Using Sign Language And Music To Communicate With Your Newborn
Playing in his crib at 10 months old, Ezekiel calmly got his mother’s attention and signed "more music." Realizing only then that the mobile had stopped, his mom wound it up again and Ezekiel continued playing happily. A hearing child in a hearing family, he has been exposed to sign language since birth. Not only was he able to express his needs clearly without tears of frustration, he also used a two "word" phrase. This level of language is rarely present until 18 months, or more typically at two years. Music mediated sign language instruction has several central purposes. The first is to guide a child, deaf or hearing, in developing fluent language skills while promoting effective communication.
The second is to support the development of language as a tool for literacy attainment. Third, it will create an effective and rewarding vehicle for self-expression and self-esteem. The fourth purpose or objective is to facilitate social interaction and age appropriate play. Additional benefits include more rhythmic speech; growth in balance, spatial reasoning and motor skills; increased IQ, auditory and perceptual awareness, attention span, memory recall, and vocabulary and improved family relationship. The first three years are the most critical years for a child's language development, though it may be introduced among children of any age.
Signing not only offers a method of communication to nonverbal children, but it also facilitates the onset and development of spoken language for pre-linguistic children. Studies have proven that once a set of conceptual, cognitive, and linguistic skills are developed, they can be transferred or are applicable to the subsequent development of a second language. As children naturally gesture in self-expression, there is a growing consensus that a sign language such as American Sign Language (ASL) should be presented as the first language in infancy and childhood.
Research in early childhood development has indicated a strong relationship between the ability to keep a steady beat and the ability to read. Further studies have found that the early experience of signing, results in the ability to keep a competent, steady beat, thus linking music and sign language to reading skills. A longitudinal study conducted in California ascertained that by second grade, a group of children who were exposed to sign language in infancy were advanced in vocabulary development, and had an average IQ 12 points higher than their peers. Researchers have discovered that music training can improve children's future abilities to solve complex math and geometry problems, navigate ships, design skyscrapers, and improve intelligence. In one particular study, spatial reasoning skills of preschool children given eight months of music lessons far exceeded that of preschoolers without music training.
What can families do at home to reinforce language development? First and foremost, have fun! Talk and sing to your baby at all times. Carry your baby in the front carrier or sling so you can sing and dance together heart to heart-literally. Quietly listen to and feel each other's breathing and heartbeats, two of the most significant aspects of both life and music. Respond to your baby's cooing and babbling. Make eye contact. Listen to music together; children should be exposed to all genres from birth. Watch an opera. Make Sesame Street a family event; count and sing along. Dance together; demonstrate and watch how our body rhythms can change along with musical changes. Sing out loud; all our voices are good enough for singing, at least in the privacy of our own homes! Have a basket of small hand held instruments available for spontaneous play-include drums, maracas, bells, kazoos/whistles, xylophones. Be the performer and the audience, allowing your child to play both roles as well...take a bow and applaud one another. Find picture books or storybooks with sign language diagrams, such as My First Sign Language ABC, Animal Signs, and the Where's Spot? series.

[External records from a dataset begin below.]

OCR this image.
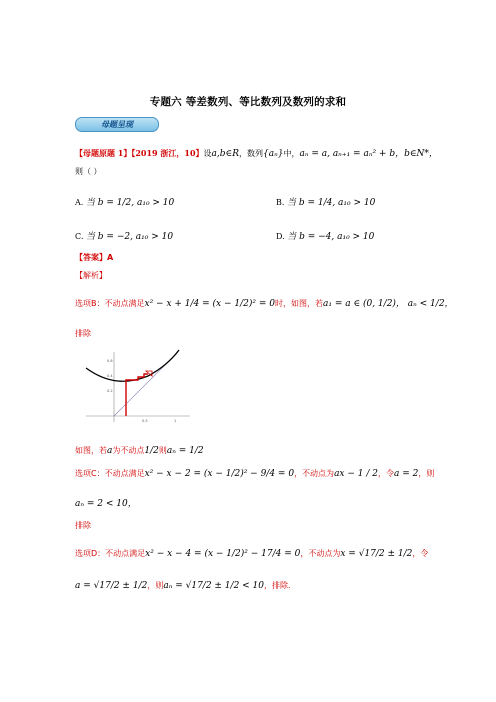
专题六 等差数列、等比数列及数列的求和
母题呈现
【母题原题 1】【2019 浙江，10】设a,b∈R，数列{aₙ}中，aₙ = a, aₙ₊₁ = aₙ² + b，b∈N*，
则（ ）
A. 当 b = 1/2, a₁₀ > 10	B. 当 b = 1/4, a₁₀ > 10
C. 当 b = −2, a₁₀ > 10	D. 当 b = −4, a₁₀ > 10
【答案】A
【解析】
选项B：不动点满足x² − x + 1/4 = (x − 1/2)² = 0时，如图，若a₁ = a ∈ (0, 1/2)， aₙ < 1/2，
排除
0.6
0.4
0.2
0.5	1
如图，若a为不动点1/2则aₙ = 1/2
选项C：不动点满足x² − x − 2 = (x − 1/2)² − 9/4 = 0，不动点为ax − 1 / 2，令a = 2，则
aₙ = 2 < 10，
排除
选项D：不动点满足x² − x − 4 = (x − 1/2)² − 17/4 = 0，不动点为x = √17/2 ± 1/2，令
a = √17/2 ± 1/2，则aₙ = √17/2 ± 1/2 < 10，排除.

Purchase a sign language dictionary or find one on line. Dawn Sign Press has published a book called Signs for Me, full of children's vocabulary--it also makes a great coloring book. Put in a video tape of signed songs and watch as a family; even make your own music and/or sign language video together. Learn signs for your child's favorite animals, toys, foods...incorporate them into your day as you play, walk through the park, eat, and shop. Put a photo album together of your baby's favorite people, places, and things; s/he can start to communicate by smiling or cooing, then pointing to the photo, later using the sign, and eventually saying the name or word. Encourage other significant people in your child's life like baby sitter, grandparents, siblings, etc. to learn the signs as well. Look for age appropriate playgroups so you and your baby both have an opportunity to socialize. Invest in a class or two to take together.